WHEN David Joseph Perren, 38, logged onto a chat room looking for a "sugar baby", he thought he'd found what he was looking for in 14-year-old Abbey Jones.
Little did he know, he was one of many to be stung by Task Force Argos and the girl - who went by the screen name AbbeyJ - was actually a police officer.
Throughout the pair's online relationship in late 2014, Perren was made aware of her young age several times, but this didn't deter him, a court heard.
Despite the 22-year age difference, Perren offered to teach the girl about sex, buy her sex toys so she could masturbate while talking to him on the phone and asked her to consider being his "sugar baby".
Perren asked Abbey for her number so he could meet with her in her hometown of Brisbane, but no plans were made.
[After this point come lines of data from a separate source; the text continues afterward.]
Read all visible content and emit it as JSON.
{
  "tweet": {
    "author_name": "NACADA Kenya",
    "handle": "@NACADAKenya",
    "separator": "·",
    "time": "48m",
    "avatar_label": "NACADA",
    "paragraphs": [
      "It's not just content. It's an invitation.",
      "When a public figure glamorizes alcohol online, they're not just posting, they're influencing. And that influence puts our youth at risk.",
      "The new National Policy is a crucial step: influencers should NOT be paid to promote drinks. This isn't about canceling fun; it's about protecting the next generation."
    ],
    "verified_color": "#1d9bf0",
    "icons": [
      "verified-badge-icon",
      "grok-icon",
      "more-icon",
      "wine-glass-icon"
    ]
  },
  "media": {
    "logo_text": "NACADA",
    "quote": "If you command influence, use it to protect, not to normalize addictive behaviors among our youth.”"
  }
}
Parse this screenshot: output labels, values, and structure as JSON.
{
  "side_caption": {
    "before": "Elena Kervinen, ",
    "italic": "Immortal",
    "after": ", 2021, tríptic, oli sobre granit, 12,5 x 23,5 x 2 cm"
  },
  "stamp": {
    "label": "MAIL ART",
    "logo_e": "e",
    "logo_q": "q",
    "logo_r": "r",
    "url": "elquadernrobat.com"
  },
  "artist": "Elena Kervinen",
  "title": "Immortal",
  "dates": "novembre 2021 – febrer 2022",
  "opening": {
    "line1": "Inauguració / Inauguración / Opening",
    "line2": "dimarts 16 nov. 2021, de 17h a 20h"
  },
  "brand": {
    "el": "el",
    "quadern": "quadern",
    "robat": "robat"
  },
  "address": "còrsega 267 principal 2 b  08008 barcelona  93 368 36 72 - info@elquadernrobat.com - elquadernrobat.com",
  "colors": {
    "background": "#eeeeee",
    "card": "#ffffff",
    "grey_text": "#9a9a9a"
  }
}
In July 2015, police searched Perren's house and while he admitted to owning his computer, denied knowledge of the Skype account used to talk to Abbey and refused to give police his passwords.
He today pleaded guilty in Maroochydore District Court to using the internet to procure a child under 16 and disobedience by lawful order, with his parents in court to support him.
Perren's defence barrister told the court his client had lived an "isolated lifestyle" and was bullied at school due to his weight.
The court further heard Perren worked at Zone 3 and Time Zone for a significant period of time, but was now unemployed and living with his parents.
Judge John Robertson said in Perren's favour there was no actual child images, videos or live streaming involved and he had no criminal history.
Perren was given a 15-month prison sentence suspended for three years for procuring the child and a 10-month supervision order for refusing to provide his password to police.